NO LOCKDOWNS, EVER AGAIN

The pandemic-induced “lockdowns” were a huge mistake.

There has been an enormous surge in excess deaths since the advent of COVID-19, but fewer than half of these excess deaths are due directly to COVID-19, except among the elderly. According to a new NBER paper by Casey B. Mulligan and Robert D. Arnott, “while the 46 percent of the adult population who had not yet reached age 45 were largely unharmed by Covid, their aggregate mortality rates increased 26 percent above previous trends.” This is larger than the percentage jump in deaths of older adults, where the COVID-19 toll was largely concentrated. Excess deaths are calculated by creating a historical baseline and then measuring the recent period against the expected result from the baseline.

The most solid measure of public health policy is the change in all-cause mortality. While relatively few young people died directly from COVID-19, their deaths from drugs and alcohol-induced causes, diabetes or obesity, and homicide soared. Were most of these fatal behavior changes a result of people being cooped up during the lockdowns?

Different countries had different lockdown policies, and within federal republics like the U.S. and Australia, different states and regions also had different lockdown policies. UCLA law professor Eugene Volokh revealed that a recent U.K. Office of National Statistics report says that “Sweden and Norway were essentially tied for the lowest all-cause excess-mortality scores.”

Using more recent OECD data (March 2020 to October 2022), Mr. Volokh then calculated that Sweden had the lowest aggregate excess mortality percentages (2.79) — even below Norway (4.28) — and the U.S., the highest (20.90), or approximately seven times higher than Sweden. Other OECD countries were far worse than Sweden but much better than the U.S. (e.g., Australia — 8.0; Germany — 8.86; France — 9.99; U.K. – 10.6; Canada 12.12; Israel — 13.14; and Poland — 20.13).

Sweden was unique in that it had the fewest “lockdown” requirements, while countries like the U.S., with substantial lockdowns, had much higher excess deaths. We also know that within the U.S., states with very onerous lockdown requirements, like New York, have total age-adjusted higher death rates than states like Florida with few lockdown requirements.

The big mistake the CDC people (Dr. Anthony Fauci, Dr. Francis Collins, etc.) made was to single-mindedly focus on potential deaths directly from COVID-19 while largely ignoring the potential deaths indirectly induced by the lockdowns. Presidents Trump and Biden were also mistaken to basically listen to single-source “experts” from the government health care establishment rather than also listening to others from places like Johns Hopkins and Stanford universities, who had the expertise but did not have the vested interests of the CDC/Big Pharma cabal.
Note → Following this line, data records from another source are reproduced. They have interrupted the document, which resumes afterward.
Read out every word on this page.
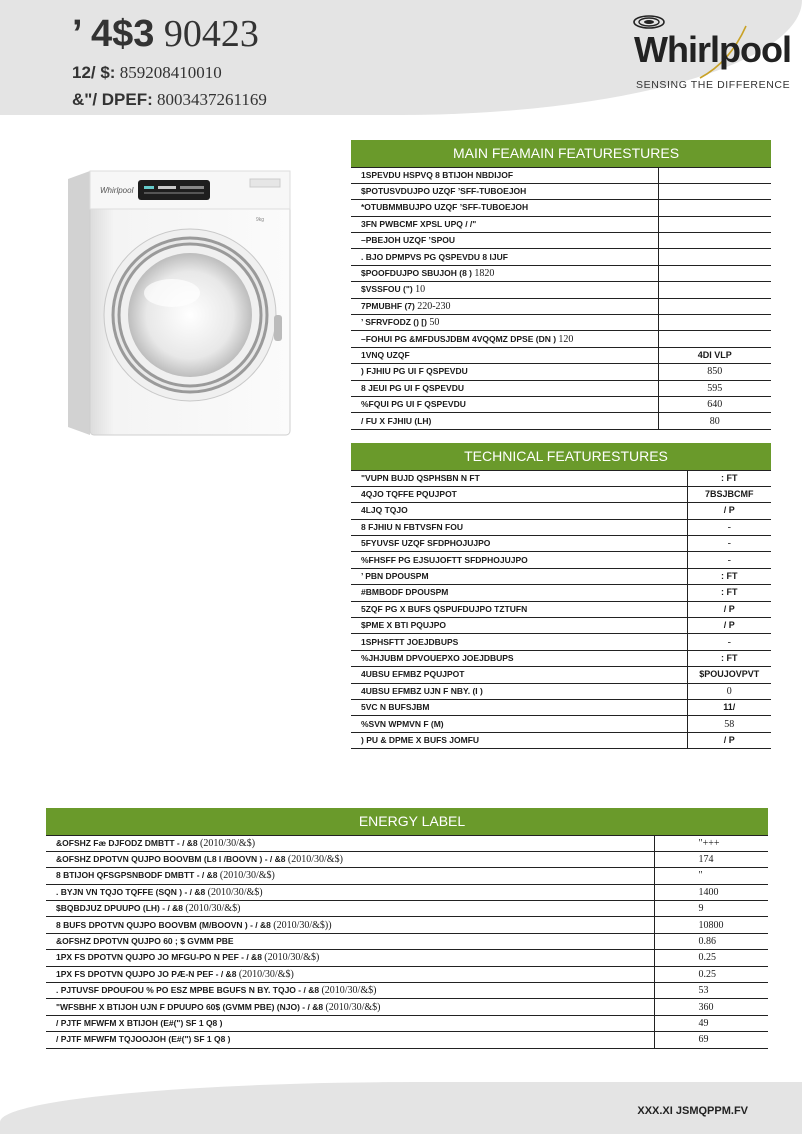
’ 4$3 90423
12/ $: 859208410010
&"/ DPEF: 8003437261169
Whirlpool
SENSING THE DIFFERENCE
Whirlpool
9kg
MAIN FEAMAIN FEATURESTURES	
1SPEVDU HSPVQ 8 BTIJOH NBDIJOF	
$POTUSVDUJPO UZQF ’SFF-TUBOEJOH	
*OTUBMMBUJPO UZQF ’SFF-TUBOEJOH	
3FN PWBCMF XPSL UPQ / /"	
–PBEJOH UZQF ’SPOU	
. BJO DPMPVS PG QSPEVDU 8 IJUF	
$POOFDUJPO SBUJOH (8 ) 1820	
$VSSFOU (") 10	
7PMUBHF (7) 220-230	
’ SFRVFODZ () [) 50	
–FOHUI PG &MFDUSJDBM 4VQQMZ DPSE (DN ) 120	
1VNQ UZQF	4DI VLP
) FJHIU PG UI F QSPEVDU	850
8 JEUI PG UI F QSPEVDU	595
%FQUI PG UI F QSPEVDU	640
/ FU X FJHIU (LH)	80
TECHNICAL FEATURESTURES	
"VUPN BUJD QSPHSBN N FT	: FT
4QJO TQFFE PQUJPOT	7BSJBCMF
4LJQ TQJO	/ P
8 FJHIU N FBTVSFN FOU	-
5FYUVSF UZQF SFDPHOJUJPO	-
%FHSFF PG EJSUJOFTT SFDPHOJUJPO	-
’ PBN DPOUSPM	: FT
#BMBODF DPOUSPM	: FT
5ZQF PG X BUFS QSPUFDUJPO TZTUFN	/ P
$PME X BTI PQUJPO	/ P
1SPHSFTT JOEJDBUPS	-
%JHJUBM DPVOUEPXO JOEJDBUPS	: FT
4UBSU EFMBZ PQUJPOT	$POUJOVPVT
4UBSU EFMBZ UJN F NBY. (I )	0
5VC N BUFSJBM	11/
%SVN WPMVN F (M)	58
) PU & DPME X BUFS JOMFU	/ P
ENERGY LABEL	
&OFSHZ Fæ DJFODZ DMBTT - / &8 (2010/30/&$)	"+++
&OFSHZ DPOTVN QUJPO BOOVBM (L8 I /BOOVN ) - / &8 (2010/30/&$)	174
8 BTIJOH QFSGPSNBODF DMBTT - / &8 (2010/30/&$)	"
. BYJN VN TQJO TQFFE (SQN ) - / &8 (2010/30/&$)	1400
$BQBDJUZ DPUUPO (LH) - / &8 (2010/30/&$)	9
8 BUFS DPOTVN QUJPO BOOVBM (M/BOOVN ) - / &8 (2010/30/&$))	10800
&OFSHZ DPOTVN QUJPO 60 ; $ GVMM PBE	0.86
1PX FS DPOTVN QUJPO JO MFGU-PO N PEF - / &8 (2010/30/&$)	0.25
1PX FS DPOTVN QUJPO JO PÆ-N PEF - / &8 (2010/30/&$)	0.25
. PJTUVSF DPOUFOU % PO ESZ MPBE BGUFS N BY. TQJO - / &8 (2010/30/&$)	53
"WFSBHF X BTIJOH UJN F DPUUPO 60$ (GVMM PBE) (NJO) - / &8 (2010/30/&$)	360
/ PJTF MFWFM X BTIJOH (E#(") SF 1 Q8 )	49
/ PJTF MFWFM TQJOOJOH (E#(") SF 1 Q8 )	69
XXX.XI JSMQPPM.FV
Other studies support the evidence of health harm to people who have not yet died but are likely to have their lives shortened by the indirect effects of the lockdowns. For instance, alcohol and tobacco use increased as more people spent more time at home drinking and smoking. One study found a “1.5-pound average weight gain per month spent in shelter-in-place,” and other studies show that the “Covid-19 pandemic worsened the burden of childhood obesity.” Hospitals reported big reductions in cancer screenings, which suggest that “cancer would be diagnosed later, at more advanced stages, eventually resulting in additional morbidity and mortality.”
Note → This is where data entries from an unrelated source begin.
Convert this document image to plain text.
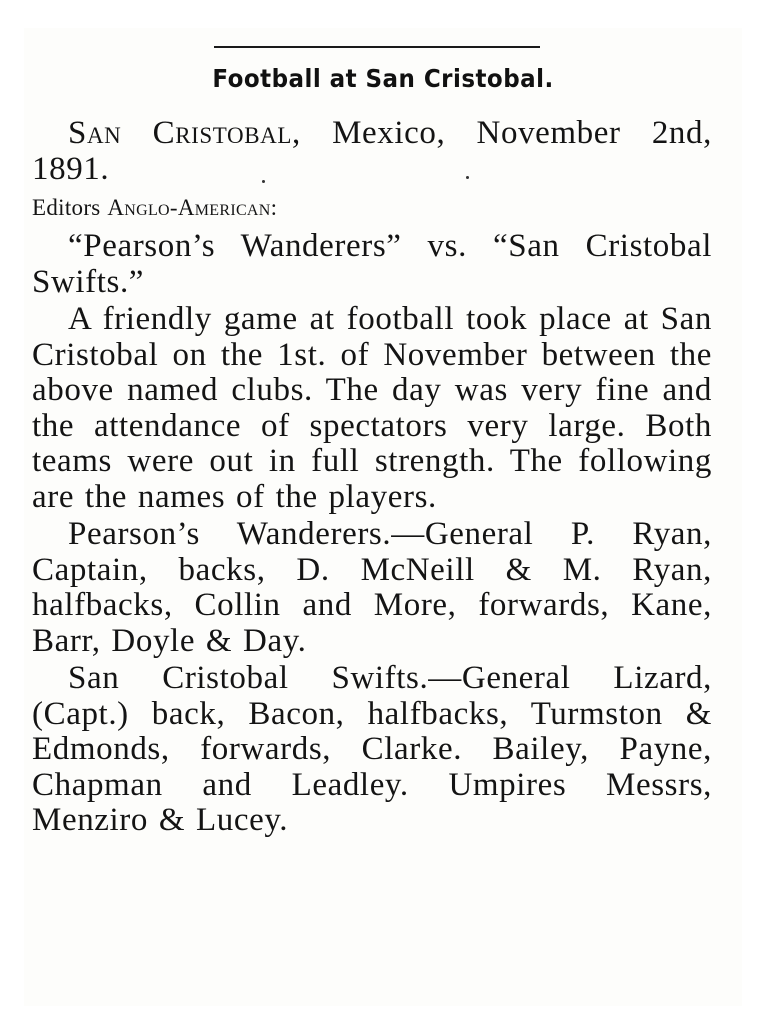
Football at San Cristobal.

San Cristobal, Mexico, November 2nd, 1891.

Editors Anglo-American:

“Pearson’s Wanderers” vs. “San Cristobal Swifts.”

A friendly game at football took place at San Cristobal on the 1st. of November between the above named clubs. The day was very fine and the attendance of spectators very large. Both teams were out in full strength. The following are the names of the players.

Pearson’s Wanderers.—General P. Ryan, Captain, backs, D. McNeill & M. Ryan, halfbacks, Collin and More, forwards, Kane, Barr, Doyle & Day.

San Cristobal Swifts.—General Lizard, (Capt.) back, Bacon, halfbacks, Turmston & Edmonds, forwards, Clarke. Bailey, Payne, Chapman and Leadley. Umpires Messrs, Menziro & Lucey.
During the lockdowns, many doctor’s and dentist’s offices were closed; and when they reopened, many did so on a restricted basis. The result was that both the timeliness and quantity of medical and dental care were limited.
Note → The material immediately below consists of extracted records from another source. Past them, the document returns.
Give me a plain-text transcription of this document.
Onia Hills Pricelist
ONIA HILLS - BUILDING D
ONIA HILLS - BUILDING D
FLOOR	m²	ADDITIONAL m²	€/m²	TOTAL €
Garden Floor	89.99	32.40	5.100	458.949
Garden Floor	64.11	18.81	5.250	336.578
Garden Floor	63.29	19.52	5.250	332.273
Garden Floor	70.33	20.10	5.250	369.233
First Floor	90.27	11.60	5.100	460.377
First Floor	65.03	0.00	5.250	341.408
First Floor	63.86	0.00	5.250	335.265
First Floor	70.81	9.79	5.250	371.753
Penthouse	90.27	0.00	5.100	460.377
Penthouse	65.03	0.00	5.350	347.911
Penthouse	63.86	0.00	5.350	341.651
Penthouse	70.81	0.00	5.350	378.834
There was also the mistake of doing too little economic analysis of the effect of the lockdowns before and during the lockdown periods.

Originally, Dr. Fauci and company told then-President Donald Trump that the lockdown would be required for only two weeks, but it kept getting extended time and time again. The economy could have endured a two-week shutdown without much of a problem — but many months is a different matter. Congress made things worse with ill-thought-out “bailouts” of businesses and individuals. The Federal Reserve then pretended that its reckless monetary expansion to “pay for” the bailouts would not cause future inflation. The Mulligan/Arnott study estimated that Americans died from excess “non-Covid causes at a cumulative total of 52 per 100,000 through the end of 2021,” which has presumably continued. Converted to dollars, they estimate “the non-Covid deaths through the end of 2021 cost $1.7 trillion.” That number is much higher at this date.

When civil liberty issues resulting from the mandates were brought before the courts, too many judges sided with those who sought to restrict liberties (e.g., forced mask-wearing, prohibiting church attendance and travel, etc.) — all in the name of protecting the nation’s health. We now know this judicially sanctioned loss of liberty also resulted in worse health outcomes as well as economic destruction.

If the above-described mistakes had not been made, it is no overstatement to say that hundreds of thousands of lives and trillions of dollars could have been saved, and basic constitutional rights would not have been trampled. Those who pretended they had knowledge that they didn’t have and then, based on their misrepresentations, made recommendations or, worse yet, imposed destructive mandates on the American people have much to atone for.

• Richard W. Rahn is chairman of the Institute for Global Economic Growth and MCon LLC.